I am sitting here at BarCampAustin, the precursor to the SXSW 2007 conference. This one is really a bar camp. It’s at Bourbon Rocks bar, and the atmosphere follows suit. There is actually a bartender behind us, and even a bouncer at the door.
At around 7:00pm, I will be talking about UAB in Antartica, the project I mentioned here before. This is the next generation (can I say Antarctica 2.0?). If any of you remember my little schpiel about not building your own networking site at the NetSquared conference last year? Well, here it is, in action.

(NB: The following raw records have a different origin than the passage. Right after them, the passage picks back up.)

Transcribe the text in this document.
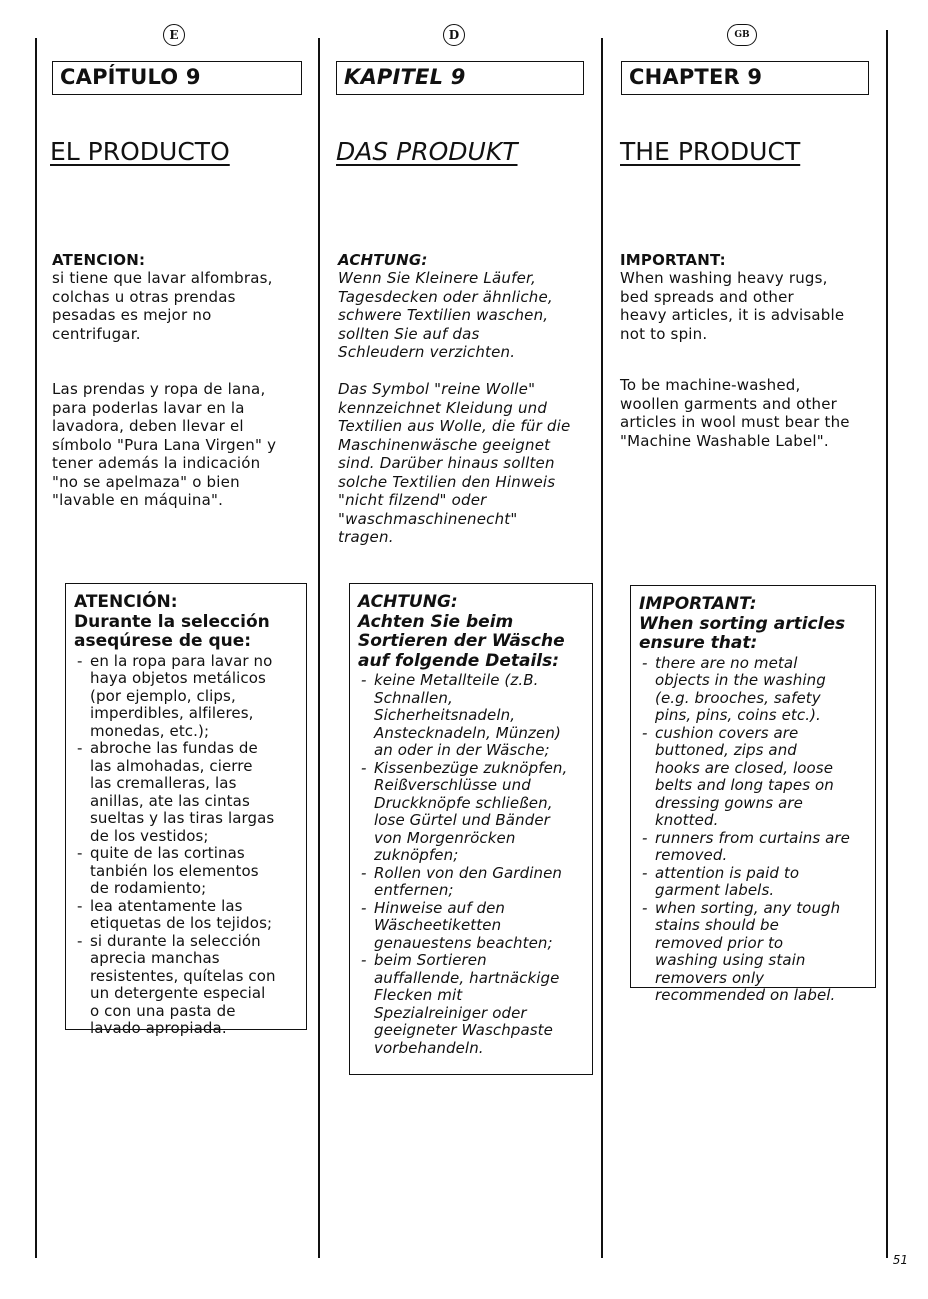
E
CAPÍTULO 9
EL PRODUCTO

ATENCION:
si tiene que lavar alfombras,
colchas u otras prendas
pesadas es mejor no
centrifugar.

Las prendas y ropa de lana,
para poderlas lavar en la
lavadora, deben llevar el
símbolo "Pura Lana Virgen" y
tener además la indicación
"no se apelmaza" o bien
"lavable en máquina".
ATENCIÓN:
Durante la selección
aseqúrese de que:
- en la ropa para lavar no
haya objetos metálicos
(por ejemplo, clips,
imperdibles, alfileres,
monedas, etc.);
- abroche las fundas de
las almohadas, cierre
las cremalleras, las
anillas, ate las cintas
sueltas y las tiras largas
de los vestidos;
- quite de las cortinas
tanbién los elementos
de rodamiento;
- lea atentamente las
etiquetas de los tejidos;
- si durante la selección
aprecia manchas
resistentes, quítelas con
un detergente especial
o con una pasta de
lavado apropiada.
D
KAPITEL 9
DAS PRODUKT

ACHTUNG:
Wenn Sie Kleinere Läufer,
Tagesdecken oder ähnliche,
schwere Textilien waschen,
sollten Sie auf das
Schleudern verzichten.

Das Symbol "reine Wolle"
kennzeichnet Kleidung und
Textilien aus Wolle, die für die
Maschinenwäsche geeignet
sind. Darüber hinaus sollten
solche Textilien den Hinweis
"nicht filzend" oder
"waschmaschinenecht"
tragen.
ACHTUNG:
Achten Sie beim
Sortieren der Wäsche
auf folgende Details:
- keine Metallteile (z.B.
Schnallen,
Sicherheitsnadeln,
Anstecknadeln, Münzen)
an oder in der Wäsche;
- Kissenbezüge zuknöpfen,
Reißverschlüsse und
Druckknöpfe schließen,
lose Gürtel und Bänder
von Morgenröcken
zuknöpfen;
- Rollen von den Gardinen
entfernen;
- Hinweise auf den
Wäscheetiketten
genauestens beachten;
- beim Sortieren
auffallende, hartnäckige
Flecken mit
Spezialreiniger oder
geeigneter Waschpaste
vorbehandeln.
GB
CHAPTER 9
THE PRODUCT

IMPORTANT:
When washing heavy rugs,
bed spreads and other
heavy articles, it is advisable
not to spin.

To be machine-washed,
woollen garments and other
articles in wool must bear the
"Machine Washable Label".
IMPORTANT:
When sorting articles
ensure that:
- there are no metal
objects in the washing
(e.g. brooches, safety
pins, pins, coins etc.).
- cushion covers are
buttoned, zips and
hooks are closed, loose
belts and long tapes on
dressing gowns are
knotted.
- runners from curtains are
removed.
- attention is paid to
garment labels.
- when sorting, any tough
stains should be
removed prior to
washing using stain
removers only
recommended on label.
51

Antarctica.uab.edu is an educational outreach project by the University of Alabama at Birmingham (UAB): a blog by a group of university scientists who are currently on the ice in Antarctica. Technology allows to tightly intertwine the blog with Flickr via 3 groups: public, crew, and classroom. The tagspace is shared between these Flickr groups and the blog (try clicking on the crew members names and tags in the right column), providing an impression that both Flickr pics and posts are in the same information stream. Also, bloggers can associate specific pics with posts with a simple tagging technique. When a picture is posted on Flickr, it’s linked back to the site, to provide to and fro traffic connection.
There is quite a bit of interesting technical stuff in this site, from nifty fixed-flexible window sizing to HTML text trimmer, from improved AHAH technique to using semantic markup to query Flickr API. I am going to go ahead and commit to talking about each aspect in a separate post, but at BarCamp I will concentrate on the XHTML Flickr API queries.
So if you have 30 minutes of free time this evening (that’s March 10, 2007), please stop by Bourbon Rocks on the 6th street and say hi.